Silêncio. Eriol pára sob o umbral da porta, olhando demoradamente para a neblina recortada de chuva e gelo. O granizo se espalha sobre a grama queimada do jardim. Sua voz é dura e direta quando fala com Touya:

"Onde eles estão? Você viu aonde foram?"

Touya balança a cabeça, negativamente, lentamente. Está mordendo a própria língua para não desatar a rir de Eriol. Céus, ele pensa... Como é bom vê-lo desesperado. Onde está toda aquela fria calma inglesa? Ele não tenta mais sequer dissimular sua loucura... Eriol não dissimula mais em nada o temperamento de Clow que domina seus atos.

"Você sabe para onde eles foram. Eles fugiram..." – Ele diz, respirando fundo o ar frio, passando as mãos pelo cabelo desfeito, pelo terno preto que o veste, sempre clássico demais para seu rosto de traços joviais. Eriol se deixa aparentar quantos anos, agora? Vinte e cinco? Vinte e seis? Ele tem naturalmente estes traços adolescentes, que não somem nem quando a maior das iras comanda seus atos.

"Era o destino deles."

"Você deve entender bem de destino."

"Sempre há algo a aprender. Não concorda?" – Touya espera que ele note, e note bem, o escárnio que transparece em sua voz. Espera que Eriol não sinta dúvida alguma que nestas palavras ele se vinga lentamente da arrogância perene de Eriol.

Ele apenas olha, se voltando para dentro da casa e chamando por Spinel Sun, como se momentos atrás ele não estivesse fazendo tudo aquilo, e dizendo aquelas coisas terríveis.

"E o seu, Eriol?..."

"..."

"Qual é o seu destino?"

Eriol olha para Touya com olhos azuis e cinzentos. São olhos de chumbo, como se torna o céu, neste amanhecer de inverno.
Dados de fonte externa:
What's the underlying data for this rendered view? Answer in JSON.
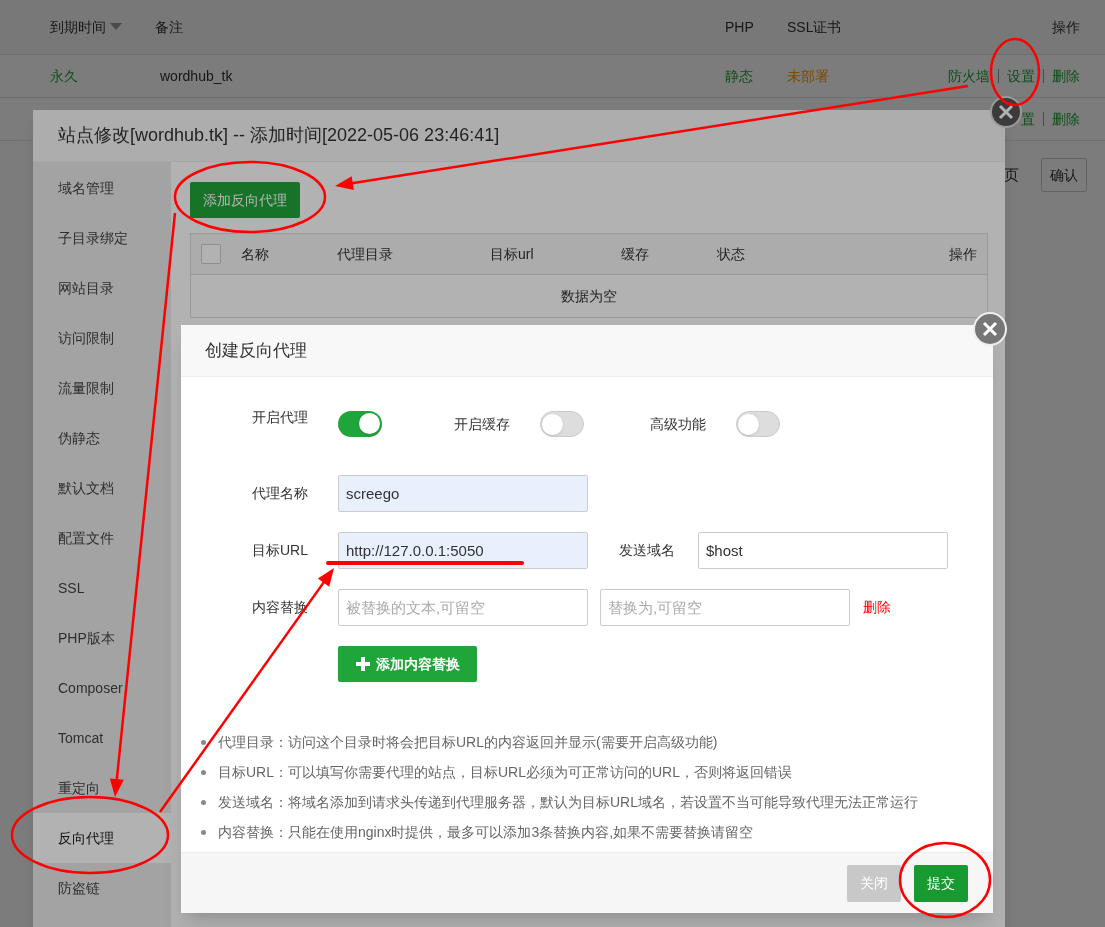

Ele fala, mas é a voz de Lead Clow, que um dia foi o senhor desta casa e cujo sangue ainda mancha o mármore deste chão, que responde:

"Meu destino, Touya?"

Ele dá um meio-sorriso, e segue para dentro da casa, sumindo na escuridão, restando apenas sua voz, reverberando no vazio, ecoando para todo o sempre, infinitamente, numa certeza que não está apenas nele, mas em todos os que o conheceram, em qualquer uma de suas vidas, em qualquer uma das épocas em que viveu, este espírito tão antigo:

"O meu destino é pecar..."

FIM

1 "Ir para o obscuro e o desconhecido. Por aquilo que é ainda mais obscuro e desconhecido."

2 "Iluminai meus olhos, para que eu não adormeça na morte."